Final answer:
The probability that at least 273 out of 350 voters will vote for a candidate using normal distribution approximation requires calculating the mean and standard deviation of the binomial distribution, converting to a z-score, and using standard normal distribution tables or a calculator to find the corresponding probability.
Step-by-step explanation:
To use the normal distribution to approximate the binomial distribution for the probability that at least 273 out of 350 voters will vote for a candidate, given that 73% of the voters are expected to vote for them, we must first determine the mean (μ) and standard deviation (σ) of the binomial distribution.
The formulas for these are μ = np and σ = √npq, where n is the number of trials, p is the probability of success, and q is the probability of failure (1 - p).
In this case, n = 350 and p = 0.73, so q = 0.27. Therefore, the mean is μ = 350 * 0.73 = 255.5, and the standard deviation is σ = √(350 * 0.73 * 0.27) ≈ 8.6745.
To find the probability of getting at least 273 voters, we convert this to a z-score in a normal distribution:
Z = (X - μ) / σ
Where X is the value we’re interested in.
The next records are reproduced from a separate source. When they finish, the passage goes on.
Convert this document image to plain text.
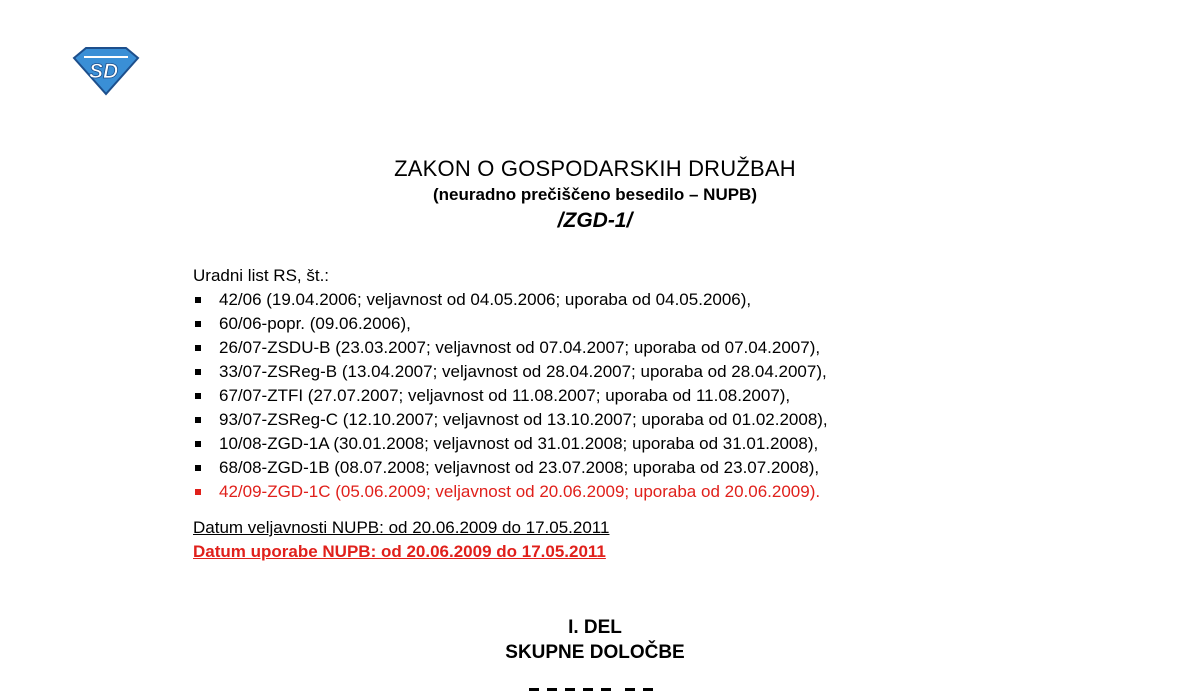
S D
ZAKON O GOSPODARSKIH DRUŽBAH

(neuradno prečiščeno besedilo – NUPB)

/ZGD-1/

Uradni list RS, št.:

42/06 (19.04.2006; veljavnost od 04.05.2006; uporaba od 04.05.2006),
60/06-popr. (09.06.2006),
26/07-ZSDU-B (23.03.2007; veljavnost od 07.04.2007; uporaba od 07.04.2007),
33/07-ZSReg-B (13.04.2007; veljavnost od 28.04.2007; uporaba od 28.04.2007),
67/07-ZTFI (27.07.2007; veljavnost od 11.08.2007; uporaba od 11.08.2007),
93/07-ZSReg-C (12.10.2007; veljavnost od 13.10.2007; uporaba od 01.02.2008),
10/08-ZGD-1A (30.01.2008; veljavnost od 31.01.2008; uporaba od 31.01.2008),
68/08-ZGD-1B (08.07.2008; veljavnost od 23.07.2008; uporaba od 23.07.2008),
42/09-ZGD-1C (05.06.2009; veljavnost od 20.06.2009; uporaba od 20.06.2009).

Datum veljavnosti NUPB: od 20.06.2009 do 17.05.2011

Datum uporabe NUPB: od 20.06.2009 do 17.05.2011

I. DEL

SKUPNE DOLOČBE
So, Z = (273 - 255.5) / 8.6745 ≈ 2.0173.
Using standard normal distribution tables or calculator, we find the probability to the left of this z-score and subtract it from 1 to get the probability of at least 273 voters.
Therefore, we find the area to the right of the z-score 2.0173, which corresponds to the probability that at least 273 voters will vote for the candidate.